In the northern part of the National Seashore, fine sand is supplied to the back-island dune fields by the migrating blowout dunes. The back-island dunes in the southern part, however, are supplied largely by sand reworked from sediments that washed into the back-island area during storms. Presently, neither washovers nor large blowouts occur in the central part of the Seashore; consequently, the back-island area is starved of sand necessary to build large dune fields. What were once dune fields are now patches of vegetated barrier flat fringing the back-island area (for example, grids J-10 through M-10, pl. I).

Back-Island Sandflat (B11)

Environments that undergo rapid changes in size and dune forms are the barren back-island sandflats with small migrating dunes (pl. I, B11 photograph). These are environments transitional between the back-island dune fields (B10) and wind-tidal flats (L1, L2, and L3). Although a particular dune field may evolve in a number of ways, the back-island sandflat is one possible last stage in the life of a dune field.

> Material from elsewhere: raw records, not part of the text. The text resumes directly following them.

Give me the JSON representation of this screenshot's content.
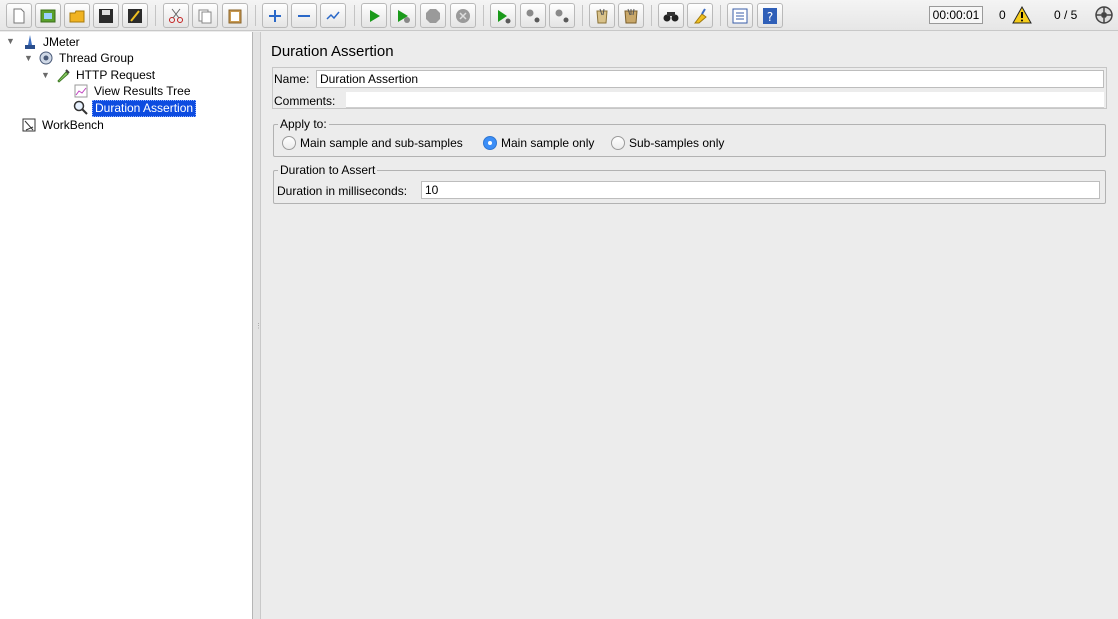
{
  "toolbar": {
    "buttons": [
      {
        "name": "new-icon"
      },
      {
        "name": "templates-icon"
      },
      {
        "name": "open-icon"
      },
      {
        "name": "save-icon"
      },
      {
        "name": "save-as-icon"
      },
      {
        "name": "cut-icon"
      },
      {
        "name": "copy-icon"
      },
      {
        "name": "paste-icon"
      },
      {
        "name": "expand-icon"
      },
      {
        "name": "collapse-icon"
      },
      {
        "name": "toggle-icon"
      },
      {
        "name": "start-icon"
      },
      {
        "name": "start-no-pause-icon"
      },
      {
        "name": "stop-icon"
      },
      {
        "name": "shutdown-icon"
      },
      {
        "name": "remote-start-icon"
      },
      {
        "name": "remote-stop-icon"
      },
      {
        "name": "remote-shutdown-icon"
      },
      {
        "name": "clear-icon"
      },
      {
        "name": "clear-all-icon"
      },
      {
        "name": "search-icon"
      },
      {
        "name": "reset-search-icon"
      },
      {
        "name": "function-helper-icon"
      },
      {
        "name": "help-icon"
      }
    ],
    "timer": "00:00:01",
    "error_count": "0",
    "thread_count": "0 / 5"
  },
  "tree": {
    "nodes": [
      {
        "label": "JMeter",
        "icon": "jmeter-icon"
      },
      {
        "label": "Thread Group",
        "icon": "gear-icon"
      },
      {
        "label": "HTTP Request",
        "icon": "pipette-icon"
      },
      {
        "label": "View Results Tree",
        "icon": "chart-icon"
      },
      {
        "label": "Duration Assertion",
        "icon": "magnifier-icon",
        "selected": true
      },
      {
        "label": "WorkBench",
        "icon": "workbench-icon"
      }
    ]
  },
  "panel": {
    "title": "Duration Assertion",
    "name_label": "Name:",
    "name_value": "Duration Assertion",
    "comments_label": "Comments:",
    "comments_value": "",
    "apply_to": {
      "legend": "Apply to:",
      "options": [
        "Main sample and sub-samples",
        "Main sample only",
        "Sub-samples only"
      ],
      "selected": "Main sample only"
    },
    "duration": {
      "legend": "Duration to Assert",
      "label": "Duration in milliseconds:",
      "value": "10"
    }
  },
  "colors": {
    "selection": "#0d4ce0",
    "radio_on": "#3b8ef7",
    "start_green": "#1a9a1a"
  }
}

Sandflats have developed only in the southern half of the Seashore, where fine sand from large dune fields blows across vast wind-tidal flats. There is no vegetation or lagoon water to trap the sand as occurs on north Padre Island. As large dunes are destroyed, the sand spreads to form the sandflats. Sand within the flats may form much smaller, rapidly migrating dunes — dominantly small barchans and transverse dunes. Elevation is low enough that the environment is flooded by storm tides and the highest wind tides. As the sand continues to spread and dunes become smaller, the elevation is reduced sufficiently so that the area is flooded by normal wind tides, and the environment evolves into a true wind-tidal flat.